Worries over domestic terrorism rarely extend to biological weapons; if the authors are correct, that may be a fatal mistake.
Osterholm (former Epidemiologist in Chief for the state of Minnesota) and Washington Post reporter Schwartz present three fictional scenarios illustrating the raw potential of bioterrorism. The first, in which a lone terrorist spreads anthrax spores over a football stadium from a crop-dusting plane is frightening enough. But the real nightmare is the third, showing the probable effects of the release of smallpox in a Chicago shopping mall near Christmas season. This highly contagious disease, against which only a minority of the population now has any real immunity, would wreak havoc in a modern city—especially now that insurance plans have made hospitals pare back their facilities to the absolute minimum. The system is no better prepared for plague, tularemia, or botulism—the diseases most widely being developed as bioweapons.
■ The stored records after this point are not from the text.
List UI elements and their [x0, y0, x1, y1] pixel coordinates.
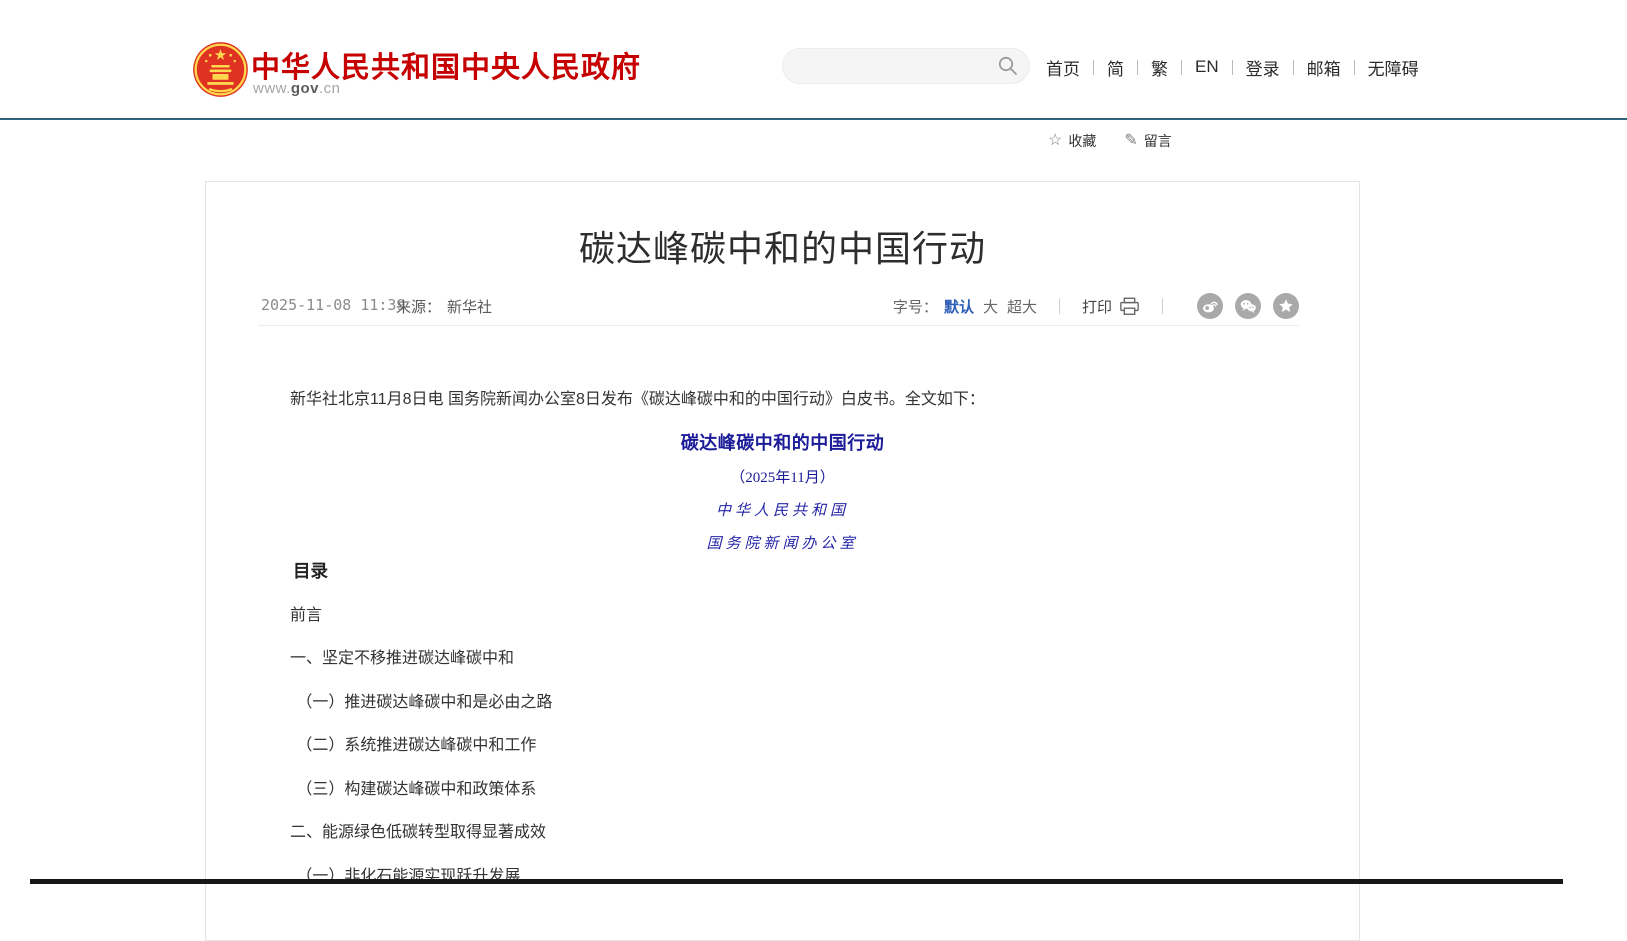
publish-time: 2025-11-08 11:39: [261, 296, 406, 314]
document-heading: 碳达峰碳中和的中国行动 （2025年11月） 中华人民共和国 国务院新闻办公室: [206, 429, 1359, 553]
toc-item-section1-3: （三）构建碳达峰碳中和政策体系: [258, 768, 1303, 812]
font-size-label: 字号：: [893, 296, 938, 317]
printer-icon: [1119, 297, 1140, 316]
document-title: 碳达峰碳中和的中国行动: [206, 429, 1359, 455]
toc-heading: 目录: [258, 550, 1303, 594]
site-url-gov: gov: [291, 80, 319, 97]
search-button[interactable]: [995, 54, 1021, 80]
national-emblem-icon: [192, 41, 249, 98]
toc-item-section1: 一、坚定不移推进碳达峰碳中和: [258, 637, 1303, 681]
article-tools: 字号： 默认 大 超大 打印: [893, 292, 1299, 320]
page: 中华人民共和国中央人民政府 www.gov.cn 首页 简 繁 EN 登录 邮箱: [0, 0, 1627, 915]
bottom-rule: [30, 879, 1563, 884]
star-outline-icon: ☆: [1048, 133, 1062, 149]
site-url-cn: .cn: [319, 80, 341, 97]
page-actions: ☆ 收藏 ✎ 留言: [1048, 131, 1172, 151]
print-button[interactable]: 打印: [1082, 296, 1140, 317]
table-of-contents: 目录 前言 一、坚定不移推进碳达峰碳中和 （一）推进碳达峰碳中和是必由之路 （二…: [258, 550, 1303, 898]
tools-separator: [1162, 298, 1163, 314]
nav-simplified[interactable]: 简: [1105, 55, 1126, 80]
nav-mail[interactable]: 邮箱: [1305, 55, 1343, 80]
star-share-icon[interactable]: [1273, 293, 1299, 319]
source-label: 来源：: [396, 299, 441, 316]
document-issuer-line1: 中华人民共和国: [206, 499, 1359, 520]
site-url-www: www.: [253, 80, 291, 97]
search-input[interactable]: [799, 51, 989, 81]
font-size-default[interactable]: 默认: [944, 296, 974, 317]
weibo-icon: [1200, 296, 1220, 316]
article-meta-row: 2025-11-08 11:39 来源： 新华社 字号： 默认 大 超大 打印: [206, 292, 1359, 320]
font-size-xlarge[interactable]: 超大: [1007, 296, 1037, 317]
nav-separator: [1232, 60, 1233, 75]
toc-item-section2-1: （一）非化石能源实现跃升发展: [258, 855, 1303, 899]
toc-item-section1-1: （一）推进碳达峰碳中和是必由之路: [258, 681, 1303, 725]
source-value: 新华社: [447, 299, 492, 316]
site-header: 中华人民共和国中央人民政府 www.gov.cn 首页 简 繁 EN 登录 邮箱: [0, 0, 1627, 120]
nav-separator: [1093, 60, 1094, 75]
wechat-icon: [1238, 296, 1258, 316]
nav-separator: [1354, 60, 1355, 75]
article-source: 来源： 新华社: [396, 296, 492, 317]
nav-separator: [1137, 60, 1138, 75]
search-icon: [996, 54, 1020, 78]
toc-item-section1-2: （二）系统推进碳达峰碳中和工作: [258, 724, 1303, 768]
favorite-button[interactable]: ☆ 收藏: [1048, 131, 1096, 151]
message-label: 留言: [1144, 131, 1172, 151]
star-icon: [1276, 296, 1296, 316]
favorite-label: 收藏: [1068, 131, 1096, 151]
print-label: 打印: [1082, 296, 1112, 317]
message-button[interactable]: ✎ 留言: [1124, 131, 1171, 151]
article-title: 碳达峰碳中和的中国行动: [206, 220, 1359, 272]
lead-paragraph: 新华社北京11月8日电 国务院新闻办公室8日发布《碳达峰碳中和的中国行动》白皮书…: [258, 386, 1303, 414]
nav-traditional[interactable]: 繁: [1149, 55, 1170, 80]
article-card: 碳达峰碳中和的中国行动 2025-11-08 11:39 来源： 新华社 字号： …: [205, 181, 1360, 941]
top-nav: 首页 简 繁 EN 登录 邮箱 无障碍: [1044, 50, 1421, 84]
wechat-share-icon[interactable]: [1235, 293, 1261, 319]
nav-english[interactable]: EN: [1193, 57, 1221, 77]
search-box: [782, 48, 1030, 84]
nav-home[interactable]: 首页: [1044, 55, 1082, 80]
national-emblem-logo[interactable]: [192, 41, 249, 98]
document-date: （2025年11月）: [206, 466, 1359, 487]
site-url: www.gov.cn: [253, 80, 341, 97]
toc-item-preface: 前言: [258, 594, 1303, 638]
toc-item-section2: 二、能源绿色低碳转型取得显著成效: [258, 811, 1303, 855]
weibo-share-icon[interactable]: [1197, 293, 1223, 319]
tools-separator: [1059, 298, 1060, 314]
nav-separator: [1293, 60, 1294, 75]
nav-login[interactable]: 登录: [1244, 55, 1282, 80]
font-size-large[interactable]: 大: [983, 296, 998, 317]
pencil-icon: ✎: [1124, 133, 1137, 149]
nav-accessibility[interactable]: 无障碍: [1366, 55, 1421, 80]
nav-separator: [1181, 60, 1182, 75]
meta-divider: [258, 325, 1299, 326]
Osterholm points out the lack of training (one simulation showed that few medical personnel would even recognize the symptoms of anthrax), of vaccines, and of antidotes (the supplies currently in stock would barely suffice for emergency workers). Nor has the government recognized the distinctions between the kind of threat posed by bombs or chemicals and the more difficult problems (e.g., enforcing quarantines) inherent in an outbreak of infectious disease. Government officials cite Iraq’s failure to deploy biological weapons in the Gulf War as proof that the threat is still remote. That may be true for military weapons designed for battlefield delivery, says Osterholm, but the expertise necessary for a terrorist strike is within the reach of many graduate students. He concludes with a seven-point plan for change, addressing the key loopholes in our defenses.
A sobering exposé; required reading for anyone concerned with the state of our medical preparedness.